Ambiguitas Kemerdekaan
            Mungkin saya memulai dengan sekedar melihat sejenak soal arti-arti kata ini. Ambiguitas, independensi, dan interdependensi. Independensi dalam KBBI, singkat artinya, kemandirian, sedangkan independen dalam KBBI, (1) yang berdiri sendiri, yang berjiwa bebas, (2) tidak terikat; merdeka; bebas. Interdependensi dalam KBBI, artinya kesalingbergantungan, sedangkan interdependen, artinya saling tergantung. Ambiguitas dalam KBBI, artinya (1) sifat atau hal yang bermakna dua; kemungkinan yang mempunyai dua pengertian, (2) ketidaktentuan, ketidakjelasan, (3) kemungkinan adanya makna atau penafsiran yang lebih dari satu atas suatu karya sastra, (4) kemungkinan adanya makna lebih dari satu dalam sebuah kata, gabungan kata, atau kalimat; ketaksaan; keraguan. Sedangkan kata ambigu, artinya bermakna lebih dari satu (sehingga kadang-kadang menimbulkan keraguan, kekaburan, ketidakjelasan, dan sebagainya); bermakna ganda.
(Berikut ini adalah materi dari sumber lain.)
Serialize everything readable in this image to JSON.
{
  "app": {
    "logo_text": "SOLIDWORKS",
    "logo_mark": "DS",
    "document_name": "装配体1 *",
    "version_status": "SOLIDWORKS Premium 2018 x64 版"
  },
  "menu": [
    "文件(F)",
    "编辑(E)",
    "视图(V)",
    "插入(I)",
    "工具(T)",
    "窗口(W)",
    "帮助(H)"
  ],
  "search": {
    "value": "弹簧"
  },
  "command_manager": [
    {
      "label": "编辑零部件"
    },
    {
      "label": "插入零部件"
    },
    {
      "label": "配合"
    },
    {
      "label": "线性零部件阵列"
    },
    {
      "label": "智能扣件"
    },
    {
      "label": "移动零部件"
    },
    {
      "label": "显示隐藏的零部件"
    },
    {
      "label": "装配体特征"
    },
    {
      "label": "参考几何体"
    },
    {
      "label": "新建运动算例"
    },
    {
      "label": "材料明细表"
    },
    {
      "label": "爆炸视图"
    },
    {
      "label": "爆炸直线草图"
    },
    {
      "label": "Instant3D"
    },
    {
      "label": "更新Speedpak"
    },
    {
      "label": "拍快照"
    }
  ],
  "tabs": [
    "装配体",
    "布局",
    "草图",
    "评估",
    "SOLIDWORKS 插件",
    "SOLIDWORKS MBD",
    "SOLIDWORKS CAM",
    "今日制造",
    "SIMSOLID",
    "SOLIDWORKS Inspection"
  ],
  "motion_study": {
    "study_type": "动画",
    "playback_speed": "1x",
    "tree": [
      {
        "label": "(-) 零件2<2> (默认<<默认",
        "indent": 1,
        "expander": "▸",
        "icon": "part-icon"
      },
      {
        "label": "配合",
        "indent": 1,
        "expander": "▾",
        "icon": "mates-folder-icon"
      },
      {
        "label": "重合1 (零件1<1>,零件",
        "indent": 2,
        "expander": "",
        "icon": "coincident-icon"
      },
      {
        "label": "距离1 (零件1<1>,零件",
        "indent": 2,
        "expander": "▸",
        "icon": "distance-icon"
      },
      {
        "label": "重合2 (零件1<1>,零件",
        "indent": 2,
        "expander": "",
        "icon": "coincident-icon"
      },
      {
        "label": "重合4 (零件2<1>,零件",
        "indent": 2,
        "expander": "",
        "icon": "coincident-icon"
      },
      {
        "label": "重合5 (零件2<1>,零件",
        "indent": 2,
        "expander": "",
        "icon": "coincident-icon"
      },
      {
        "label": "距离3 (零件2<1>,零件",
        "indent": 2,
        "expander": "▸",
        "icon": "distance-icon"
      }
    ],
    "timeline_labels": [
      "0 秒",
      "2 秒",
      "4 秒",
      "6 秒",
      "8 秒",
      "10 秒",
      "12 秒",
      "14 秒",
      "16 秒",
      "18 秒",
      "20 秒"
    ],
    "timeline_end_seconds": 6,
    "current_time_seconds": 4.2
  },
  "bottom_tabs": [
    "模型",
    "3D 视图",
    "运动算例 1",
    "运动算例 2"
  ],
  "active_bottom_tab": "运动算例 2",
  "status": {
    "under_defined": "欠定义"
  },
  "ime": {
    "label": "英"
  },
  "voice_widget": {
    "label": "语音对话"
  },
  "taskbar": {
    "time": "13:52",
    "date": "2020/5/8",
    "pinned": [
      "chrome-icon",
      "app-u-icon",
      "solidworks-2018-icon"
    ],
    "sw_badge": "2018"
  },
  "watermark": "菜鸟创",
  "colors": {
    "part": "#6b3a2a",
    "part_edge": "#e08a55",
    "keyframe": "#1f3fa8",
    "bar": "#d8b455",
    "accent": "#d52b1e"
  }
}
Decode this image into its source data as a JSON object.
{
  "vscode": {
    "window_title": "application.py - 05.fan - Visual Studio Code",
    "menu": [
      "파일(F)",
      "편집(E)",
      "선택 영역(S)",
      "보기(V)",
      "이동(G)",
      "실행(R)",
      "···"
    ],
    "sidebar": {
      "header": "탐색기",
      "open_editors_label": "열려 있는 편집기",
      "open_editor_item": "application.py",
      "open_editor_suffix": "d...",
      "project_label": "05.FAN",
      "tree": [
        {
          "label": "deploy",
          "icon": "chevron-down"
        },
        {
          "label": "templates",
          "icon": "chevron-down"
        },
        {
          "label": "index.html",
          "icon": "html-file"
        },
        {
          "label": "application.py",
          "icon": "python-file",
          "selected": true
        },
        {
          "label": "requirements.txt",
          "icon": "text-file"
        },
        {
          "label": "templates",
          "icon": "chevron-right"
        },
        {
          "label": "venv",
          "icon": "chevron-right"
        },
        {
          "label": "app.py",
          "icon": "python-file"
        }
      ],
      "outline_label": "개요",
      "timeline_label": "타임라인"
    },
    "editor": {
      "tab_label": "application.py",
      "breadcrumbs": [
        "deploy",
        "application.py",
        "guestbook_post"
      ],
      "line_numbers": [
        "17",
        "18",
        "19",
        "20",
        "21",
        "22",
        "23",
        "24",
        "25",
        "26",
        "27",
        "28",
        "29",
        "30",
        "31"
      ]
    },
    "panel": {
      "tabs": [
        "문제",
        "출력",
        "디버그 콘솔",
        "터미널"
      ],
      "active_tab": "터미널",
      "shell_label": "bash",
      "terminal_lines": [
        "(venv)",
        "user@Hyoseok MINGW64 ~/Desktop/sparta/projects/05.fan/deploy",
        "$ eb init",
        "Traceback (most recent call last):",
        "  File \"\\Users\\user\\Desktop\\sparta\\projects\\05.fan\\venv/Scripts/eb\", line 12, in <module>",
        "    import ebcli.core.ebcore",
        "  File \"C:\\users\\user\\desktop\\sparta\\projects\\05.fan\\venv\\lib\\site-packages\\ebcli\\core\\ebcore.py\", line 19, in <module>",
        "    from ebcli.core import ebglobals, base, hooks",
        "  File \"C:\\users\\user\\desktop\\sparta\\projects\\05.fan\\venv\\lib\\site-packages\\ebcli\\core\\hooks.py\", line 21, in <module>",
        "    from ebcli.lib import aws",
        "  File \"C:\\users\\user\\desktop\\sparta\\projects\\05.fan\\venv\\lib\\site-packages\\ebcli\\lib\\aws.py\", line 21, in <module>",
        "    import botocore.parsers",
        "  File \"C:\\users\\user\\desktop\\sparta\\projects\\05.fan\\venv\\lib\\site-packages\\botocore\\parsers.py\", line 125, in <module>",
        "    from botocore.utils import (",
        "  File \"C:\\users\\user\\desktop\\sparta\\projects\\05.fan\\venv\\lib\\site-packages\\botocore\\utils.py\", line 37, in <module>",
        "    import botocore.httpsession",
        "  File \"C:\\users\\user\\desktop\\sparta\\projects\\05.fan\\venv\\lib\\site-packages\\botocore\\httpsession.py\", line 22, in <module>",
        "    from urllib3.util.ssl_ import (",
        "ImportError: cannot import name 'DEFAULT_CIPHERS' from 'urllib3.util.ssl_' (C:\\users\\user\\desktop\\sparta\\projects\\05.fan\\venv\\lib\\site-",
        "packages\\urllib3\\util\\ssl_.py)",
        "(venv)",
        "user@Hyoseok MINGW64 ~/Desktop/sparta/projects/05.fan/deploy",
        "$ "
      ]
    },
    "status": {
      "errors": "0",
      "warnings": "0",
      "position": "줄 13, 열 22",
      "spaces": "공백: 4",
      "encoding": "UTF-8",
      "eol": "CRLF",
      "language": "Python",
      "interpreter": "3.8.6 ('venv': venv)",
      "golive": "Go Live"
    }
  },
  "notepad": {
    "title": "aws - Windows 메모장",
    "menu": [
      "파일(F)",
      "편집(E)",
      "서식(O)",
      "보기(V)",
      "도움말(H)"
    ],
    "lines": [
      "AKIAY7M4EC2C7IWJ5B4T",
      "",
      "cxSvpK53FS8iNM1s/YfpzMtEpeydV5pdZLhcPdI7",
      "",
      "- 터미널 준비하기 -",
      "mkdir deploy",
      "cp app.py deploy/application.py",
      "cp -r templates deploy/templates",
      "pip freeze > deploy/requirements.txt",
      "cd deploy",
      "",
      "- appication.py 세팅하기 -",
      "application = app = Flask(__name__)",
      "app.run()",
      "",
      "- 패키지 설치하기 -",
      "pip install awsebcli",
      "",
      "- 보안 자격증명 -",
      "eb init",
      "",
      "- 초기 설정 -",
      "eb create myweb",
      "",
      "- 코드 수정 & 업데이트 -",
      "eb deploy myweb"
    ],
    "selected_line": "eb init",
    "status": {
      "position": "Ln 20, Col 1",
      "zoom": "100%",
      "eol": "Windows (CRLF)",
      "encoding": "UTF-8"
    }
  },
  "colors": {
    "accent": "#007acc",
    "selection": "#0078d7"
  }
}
Dulu saya pernah menuliskan dan berpikir bahwa KAMMI itu tidak murni. Pertama, KAMMI dalam sebuah pandangan dapat dibagi dalam konteks kesadaran dan ketidak-kesadaran. Dalam konteks ‘ketidak-kesadaran’, maka KAMMI dapat dikatakan independen sesuai dengan konstitusinya. Sedangkan dalam konteks ‘kesadaran’ dapat dilihat dalam konteks kultural dan relasi atau partisipasi politik. Kedua, KAMMI bukan sebuah gerakan mahasiswa yang orisinil. Dalam artian KAMMI tidak memiliki konsep yang dari awal dirancangnya sendiri tapi KAMMI adalah gerakan mahasiswa peniru (imitator). Imitasi yang akhirnya berinovasi, itulah yang tepat disematkan pada KAMMI sebagai keorsinilannya.
Dengan asumsi saya bahwa pada dasarnya semua yang ada di dunia adalah peniru, bukan orisinil atau lebih tepatnya pengembangan karena berbagai inovasi dimulai dari sebuah peniruan (imitasi). Imitasi adalah meniru dengan membuat seperti yang sudah ada. Sedangkan inovasi adalah pembaruan ataupun penemuan dari sekumpulan hal yang sudah ada, tetapi memiliki nilai tambah. Sebagaimana penjelasan Prof. Sidik (dalam Trim, 2011), imitasi dibagi dalam tiga bagian, yaitu imitasi inferior, imitasi mirip, dan imitasi superior. Imitasi inferior artinya produk yang dihasilkan jauh mutunya dibandingkan produk yang ditiru. Imitasi mirip artinya produk yang dihasilkan sama mutunya atau minimal mendekati mutu produk yang ditiru. Dan imitasi superior artinya pada tingkatan ini imitator membuat produk lebih bagus daripada produk yang ditiru.
Tapi ambigiutas kemerdekaan adalah bukan soal ini. Penjelasan-penjelasan ini sekedar tambahan pandangan saja. Ambigiutas kemerdekaan bagi saya bermula ketika pembelahan terjadi dalam kembaran-kembaran (sebagaimana penjelasan di atas), kemudian pembelahan-pembelahan ini memulai menjadi antigen lama dan antigen baru bagi KAMMI. Dan antigen ini memunculkan respon imun dalam konteks pengkaderan dan juga suksesi pemilihan dalam tubuh KAMMI. Antigen-antigen ini bila ia dominan maka ia menjadi dominasi dalam tubuh KAMMI. Soal suksesi (kemarin) sebut sajalah di tingkat nasional adalah soal dominannya antigen, maka antigen itu menjadi dominasi. Sayangnya masih ada yang mendalihkan dengan negasi-negasi dominan ini dengan ambigiutas kemerdekaan. 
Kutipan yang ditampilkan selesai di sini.